About 30 workers were given a severance package amounting to about $5,000 each, according to Les Capella, Starnes’ business partner. Other workers at the 10-year-old plant then demanded the same severance pay, even though Starnes and Capella said they were not being laid off.
Starnes was blocked from leaving the plant, describing himself as a hostage being intimidated and blackmailed. Although he had access to a bathroom and was provided food and a cot, he had no change of clothes for six days.
The story of Starnes’ predicament has drawn worldwide media coverage as an example of what China experts say is a growing militancy among factory workers.

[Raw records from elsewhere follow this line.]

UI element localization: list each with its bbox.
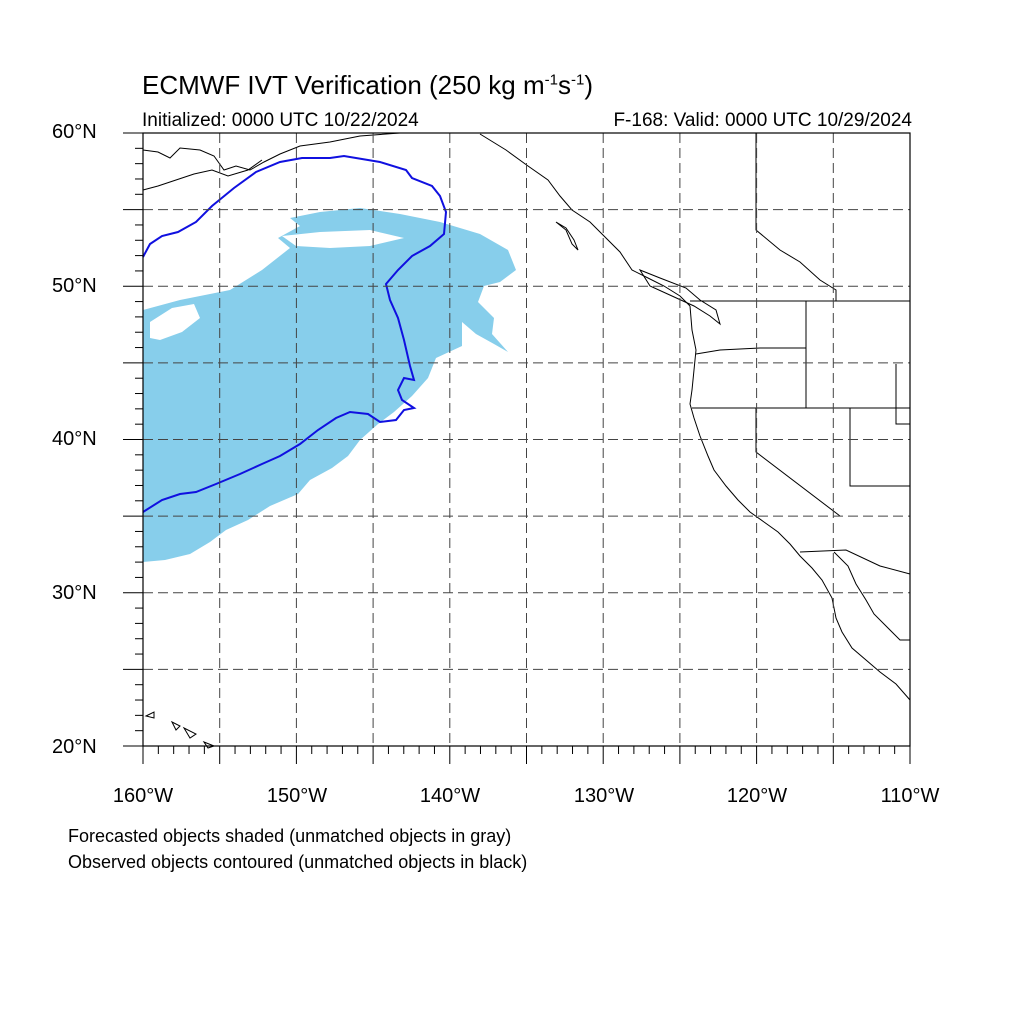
lat-label-50: 50°N xyxy=(52,275,97,297)
ca-nv-border xyxy=(755,408,841,517)
boundaries xyxy=(690,133,911,575)
initialized-time: Initialized: 0000 UTC 10/22/2024 xyxy=(142,110,419,131)
us-mexico-border xyxy=(799,549,911,575)
valid-time: F-168: Valid: 0000 UTC 10/29/2024 xyxy=(613,110,912,131)
lat-label-20: 20°N xyxy=(52,736,97,758)
alaska-coast xyxy=(142,132,401,171)
lat-label-40: 40°N xyxy=(52,428,97,450)
lon-label-120w: 120°W xyxy=(726,785,788,807)
forecast-note: Forecasted objects shaded (unmatched obj… xyxy=(68,826,512,846)
washington-oregon-border xyxy=(695,347,806,355)
lon-label-130w: 130°W xyxy=(573,785,635,807)
lat-label-60: 60°N xyxy=(52,121,97,143)
lon-label-140w: 140°W xyxy=(419,785,481,807)
lon-label-160w: 160°W xyxy=(112,785,174,807)
haida-gwaii-coast xyxy=(555,221,579,251)
us-west-coast xyxy=(689,305,911,701)
lon-label-110w: 110°W xyxy=(880,785,940,807)
observed-contour xyxy=(142,154,448,513)
graticule xyxy=(143,133,910,746)
lat-label-30: 30°N xyxy=(52,582,97,604)
utah-border xyxy=(895,364,910,425)
forecast-object xyxy=(143,208,516,562)
se-alaska-bc-coast xyxy=(479,133,691,307)
lon-label-150w: 150°W xyxy=(266,785,328,807)
observed-note: Observed objects contoured (unmatched ob… xyxy=(68,852,528,872)
alaska-peninsula-coast xyxy=(142,159,263,191)
map-title: ECMWF IVT Verification (250 kg m-1s-1) xyxy=(142,70,593,100)
coastlines xyxy=(142,132,911,701)
map-frame xyxy=(142,132,911,747)
nv-az-border xyxy=(849,408,910,487)
hawaii-islands xyxy=(144,711,216,749)
axis-ticks xyxy=(123,132,911,764)
baja-gulf-coast xyxy=(833,551,910,641)
vancouver-island-coast xyxy=(638,268,721,326)
canada-us-border xyxy=(690,133,837,302)
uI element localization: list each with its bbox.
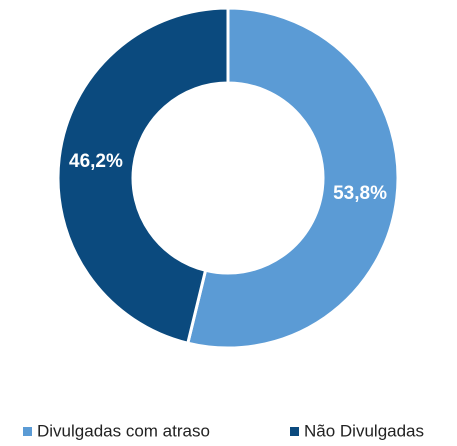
value-label: 46,2% — [69, 151, 123, 172]
legend-swatch — [290, 427, 299, 436]
donut-slice — [185, 6, 400, 350]
donut-slice — [56, 6, 230, 345]
legend-swatch — [23, 427, 32, 436]
value-label: 53,8% — [333, 183, 387, 204]
legend-label: Não Divulgadas — [304, 421, 424, 440]
legend-label: Divulgadas com atraso — [37, 421, 210, 440]
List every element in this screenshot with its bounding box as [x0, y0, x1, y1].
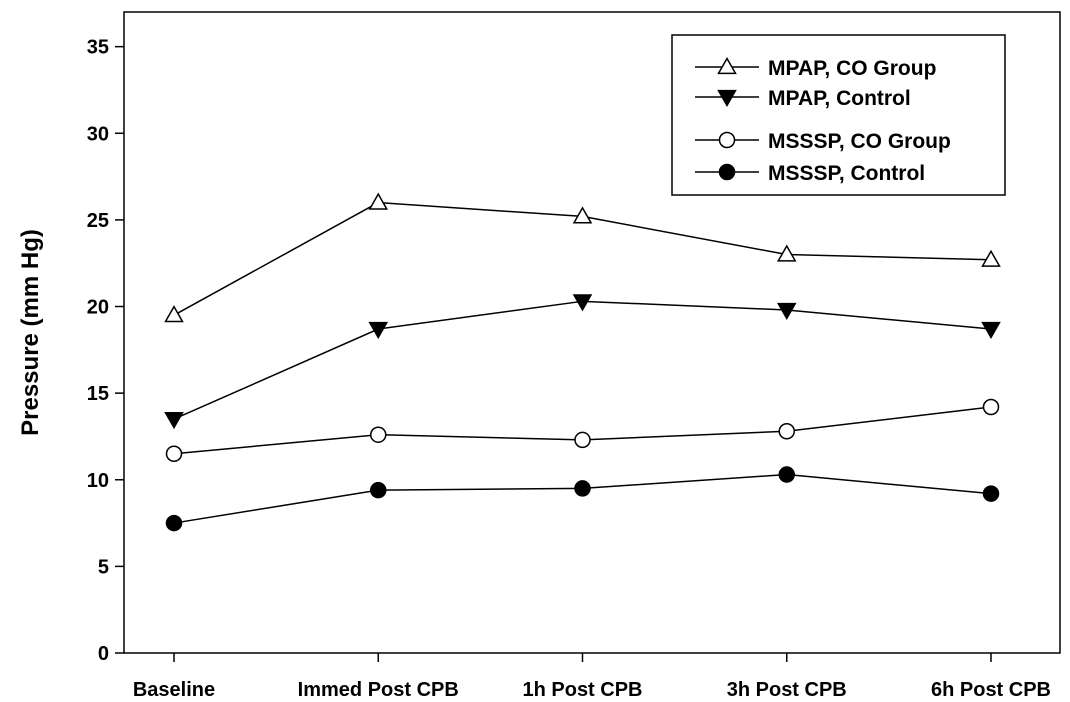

Last week, Capella estimated that to pay off the firm’s remaining 100 workers, he would need to come up with $500,000 in cash.
The settlement that Starnes reached Thursday is confidential, Capella said. While less that $500,000, “it was certainly enough to free him,” he said.
Capella said he and Starnes had no plans to close the plant, and that he hoped the production of alcohol prep pads would resume next week.
Asked his reaction to Starnes’ ordeal, Capella said, “Shock and awe. I am happy he’s out.”
News reports out of China on Thursday quoted local labor official Chu Lixian, head of the rights and interests department of the Huairou District Labor Union, as saying, “Both sides have come to an agreement through joint efforts made by Mr. Starnes and the workers’ side.”
Charles Starnes, speaking briefly to reporters in China after his release, said the experience was “humiliating” and “embarrassing,” noting that in the early days of the standoff, workers blocked all exits and prevented him from sleeping by banging on doors and windows.
Starnes and his family have been booked to appear on NBC’s “Today” show on Friday, Cecily Starnes said.